Friday, January 14, 2011

3x2 mile at Dilworth Speed Loop

Goal:
3x2 Mile at Same Pace or Faster than last time (5:40-5:45 pace)

Actual:
4.1 miles warmup
3x2 Mile at 11:33 (5:47/5:45), 11:33 (5:46/5:47), and 11:30 (5:50/5:40)
2 miles cooldown

Before I start with anything else, admittedly, this workout went much better than I had expected. Considering that the last week of the year I had to take two days off due to an IT Band pain in my knee, I was skeptical of whether my leg would hold up during this workout. Fortunately, things seemed to be looking up for me because last night I ran for the first time in over two weeks entirely pain free. Jordan and I ventured up and down hills throughout the Dilworth neighborhoods, which also indicated that my IT Band was feeling better since it was holding up over hills. I will credit my Physical Therapist at Carolinas Rehab for getting me back to a pain free state.
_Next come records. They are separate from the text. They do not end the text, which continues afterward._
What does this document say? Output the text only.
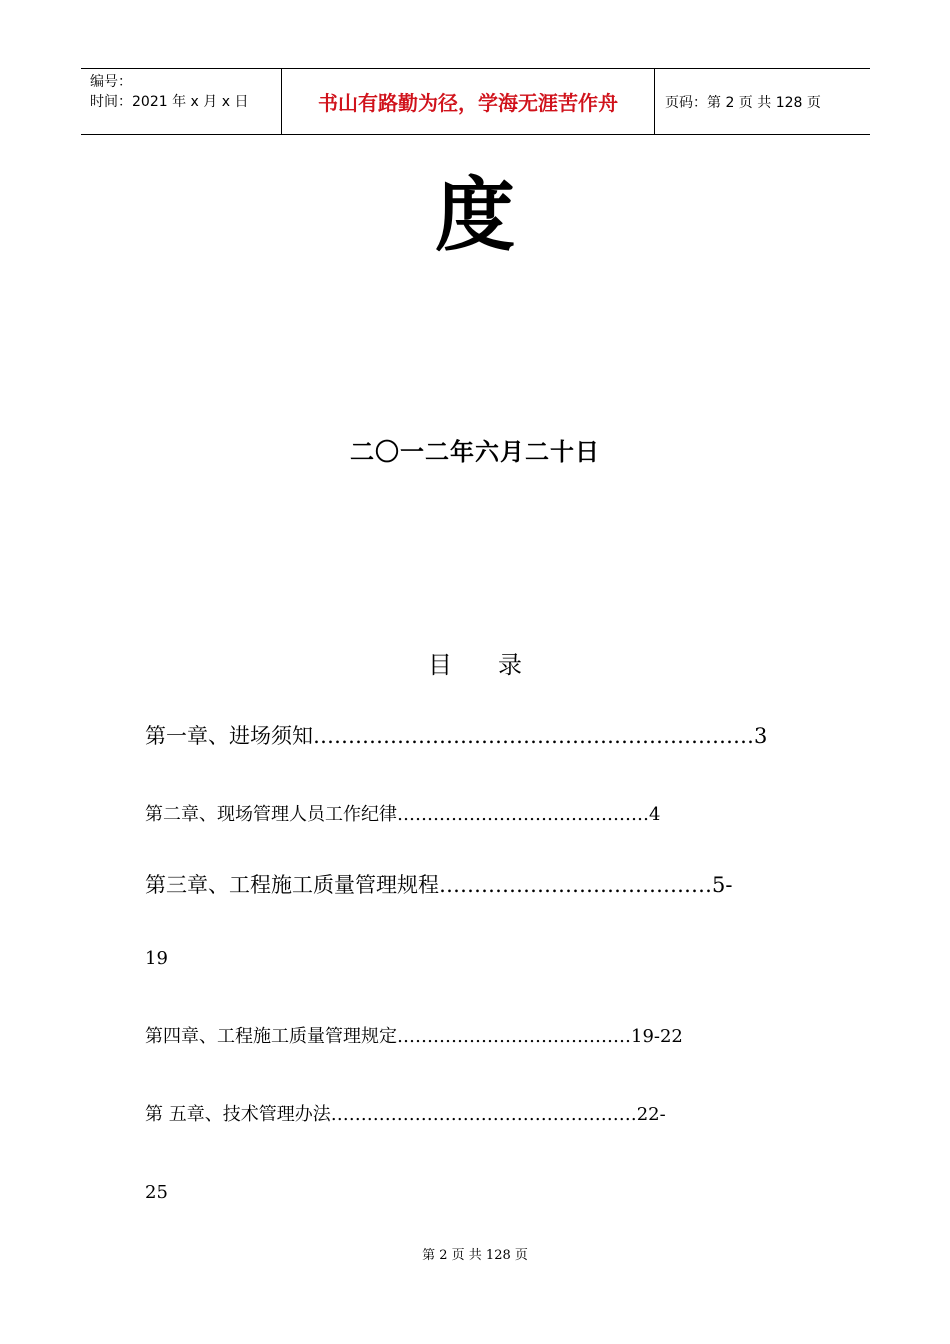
编号：
时间：2021 年 x 月 x 日	书山有路勤为径，学海无涯苦作舟	页码：第 2 页 共 128 页
度
二〇一二年六月二十日
目 录
第一章、进场须知………………………………………………………3
第二章、现场管理人员工作纪律……………………………………4
第三章、工程施工质量管理规程…………………………………5-
19
第四章、工程施工质量管理规定…………………………………19-22
第 五章、技术管理办法……………………………………………22-
25
第 2 页 共 128 页
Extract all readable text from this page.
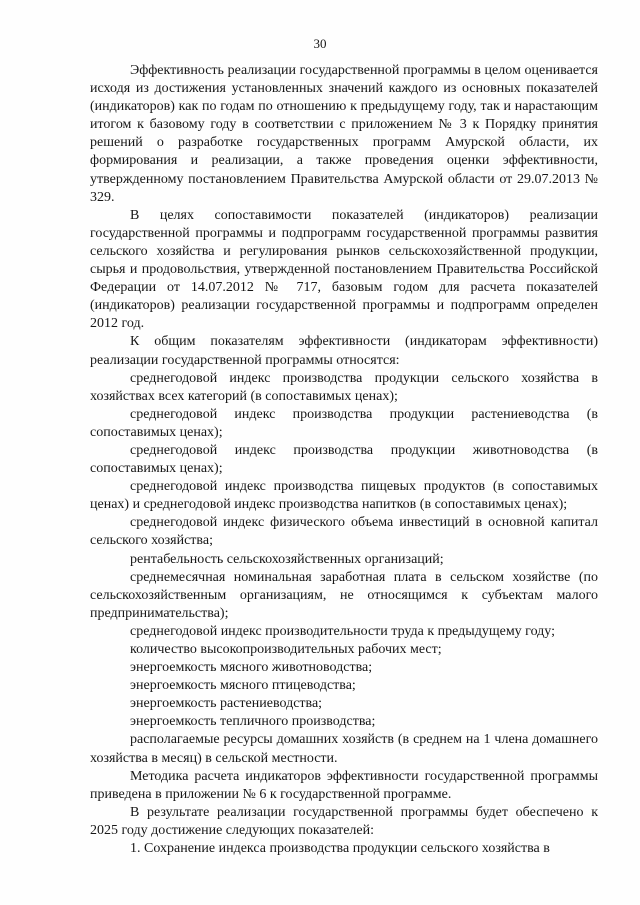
30

Эффективность реализации государственной программы в целом оценивается исходя из достижения установленных значений каждого из основных показателей (индикаторов) как по годам по отношению к предыдущему году, так и нарастающим итогом к базовому году в соответствии с приложением № 3 к Порядку принятия решений о разработке государственных программ Амурской области, их формирования и реализации, а также проведения оценки эффективности, утвержденному постановлением Правительства Амурской области от 29.07.2013 № 329.

В целях сопоставимости показателей (индикаторов) реализации государственной программы и подпрограмм государственной программы развития сельского хозяйства и регулирования рынков сельскохозяйственной продукции, сырья и продовольствия, утвержденной постановлением Правительства Российской Федерации от 14.07.2012 № 717, базовым годом для расчета показателей (индикаторов) реализации государственной программы и подпрограмм определен 2012 год.

К общим показателям эффективности (индикаторам эффективности) реализации государственной программы относятся:

среднегодовой индекс производства продукции сельского хозяйства в хозяйствах всех категорий (в сопоставимых ценах);

среднегодовой индекс производства продукции растениеводства (в сопоставимых ценах);

среднегодовой индекс производства продукции животноводства (в сопоставимых ценах);

среднегодовой индекс производства пищевых продуктов (в сопоставимых ценах) и среднегодовой индекс производства напитков (в сопоставимых ценах);

среднегодовой индекс физического объема инвестиций в основной капитал сельского хозяйства;

рентабельность сельскохозяйственных организаций;

среднемесячная номинальная заработная плата в сельском хозяйстве (по сельскохозяйственным организациям, не относящимся к субъектам малого предпринимательства);

среднегодовой индекс производительности труда к предыдущему году;

количество высокопроизводительных рабочих мест;

энергоемкость мясного животноводства;

энергоемкость мясного птицеводства;

энергоемкость растениеводства;

энергоемкость тепличного производства;

располагаемые ресурсы домашних хозяйств (в среднем на 1 члена домашнего хозяйства в месяц) в сельской местности.

Методика расчета индикаторов эффективности государственной программы приведена в приложении № 6 к государственной программе.

В результате реализации государственной программы будет обеспечено к 2025 году достижение следующих показателей:

1. Сохранение индекса производства продукции сельского хозяйства в
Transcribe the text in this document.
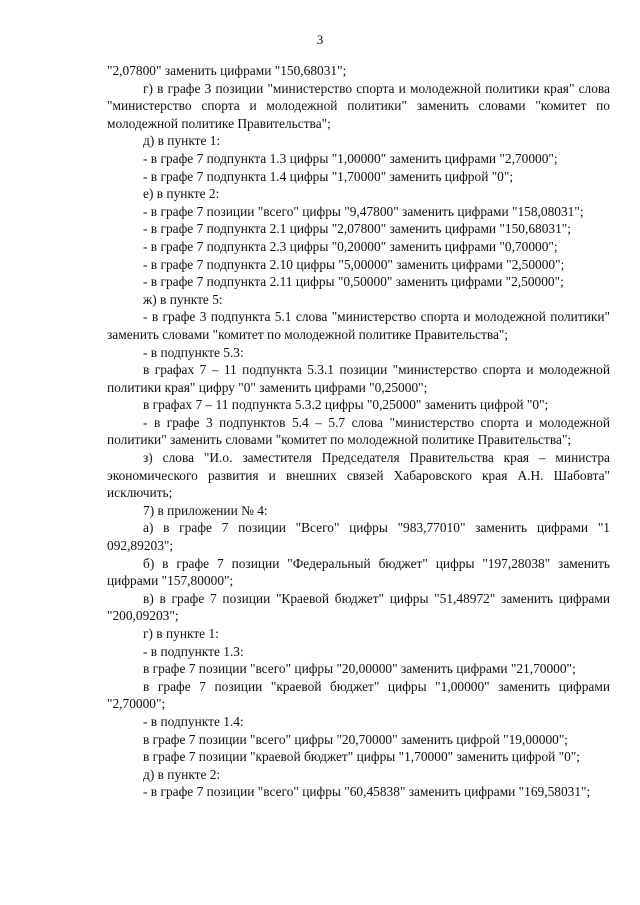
3

"2,07800" заменить цифрами "150,68031";

г) в графе 3 позиции "министерство спорта и молодежной политики края" слова "министерство спорта и молодежной политики" заменить словами "комитет по молодежной политике Правительства";

д) в пункте 1:

- в графе 7 подпункта 1.3 цифры "1,00000" заменить цифрами "2,70000";

- в графе 7 подпункта 1.4 цифры "1,70000" заменить цифрой "0";

е) в пункте 2:

- в графе 7 позиции "всего" цифры "9,47800" заменить цифрами "158,08031";

- в графе 7 подпункта 2.1 цифры "2,07800" заменить цифрами "150,68031";

- в графе 7 подпункта 2.3 цифры "0,20000" заменить цифрами "0,70000";

- в графе 7 подпункта 2.10 цифры "5,00000" заменить цифрами "2,50000";

- в графе 7 подпункта 2.11 цифры "0,50000" заменить цифрами "2,50000";

ж) в пункте 5:

- в графе 3 подпункта 5.1 слова "министерство спорта и молодежной политики" заменить словами "комитет по молодежной политике Правительства";

- в подпункте 5.3:

в графах 7 – 11 подпункта 5.3.1 позиции "министерство спорта и молодежной политики края" цифру "0" заменить цифрами "0,25000";

в графах 7 – 11 подпункта 5.3.2 цифры "0,25000" заменить цифрой "0";

- в графе 3 подпунктов 5.4 – 5.7 слова "министерство спорта и молодежной политики" заменить словами "комитет по молодежной политике Правительства";

з) слова "И.о. заместителя Председателя Правительства края – министра экономического развития и внешних связей Хабаровского края А.Н. Шабовта" исключить;

7) в приложении № 4:

а) в графе 7 позиции "Всего" цифры "983,77010" заменить цифрами "1 092,89203";

б) в графе 7 позиции "Федеральный бюджет" цифры "197,28038" заменить цифрами "157,80000";

в) в графе 7 позиции "Краевой бюджет" цифры "51,48972" заменить цифрами "200,09203";

г) в пункте 1:

- в подпункте 1.3:

в графе 7 позиции "всего" цифры "20,00000" заменить цифрами "21,70000";

в графе 7 позиции "краевой бюджет" цифры "1,00000" заменить цифрами "2,70000";

- в подпункте 1.4:

в графе 7 позиции "всего" цифры "20,70000" заменить цифрой "19,00000";

в графе 7 позиции "краевой бюджет" цифры "1,70000" заменить цифрой "0";

д) в пункте 2:

- в графе 7 позиции "всего" цифры "60,45838" заменить цифрами "169,58031";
Regardless, Jordan nursed his Achilles back to normal health and was game for working out with me. Typical of Jordan, he immediately agreed, without a second thought, to working out with me on Friday night. We warmed up on the Sugar Creek Path and through Dilworth for four miles and then dropped our stuff off at Rebecca's porch, even though she is in Africa. From our Thursday run, Jordan and I were expecting three patches of ice that were about 5-10m in length. At these parts, we would be forced to run defensively and with tentative, slower steps than on the other surfaces.

For the first interval, my breathing felt more labored than it should be and I hoped that I could maintain an average of 5:45 for the entirety of the workout. It was frustrating to slow down on the patches of ice, and I told myself that I would be running faster if the ice wasn't getting in my way. However, I did not want the ice to be an excuse for not hitting my goal times, so Jordan lead the way for us to still hit an average of 5:45.

After we finished this set, Jordan and I both agreed that my breathing was labored so he told me to focus on pushing the uphills on the second set and to focus on the downhills on the third set. This method would hopefully get my mind less focused on the pace, and more on my form and other, less stressful things.

By the second and third sets, I was more relaxed and tucking in behind Jordan as he did all of the work. I didn't really like focusing on the uphills because it seemed that the majority of the loop was uphill as opposed to downhill, but it did help me keep rolling. We finished up and I was really pleased that 1) I had hit my goal times and that 2) my IT Band hadn't bothered me at all! On the third set, we ran both the slowest split of the day (5:50) and the fastest split of the day (5:40). What was great about the workout is that each set was around the same total time, but each was run with a completely different strategy which allowed my mind to practice more techniques and allowed my body to adjust accordingly to changes in pace.

After we picked up the remainder of our warm weather gear, Jordan and I cool down 2 miles back to my house, where we stretched, ate dinner, and hung out with John and Anne Marie. We watched Inception on Bluray.

15 Days until USA Half Marathon Championships!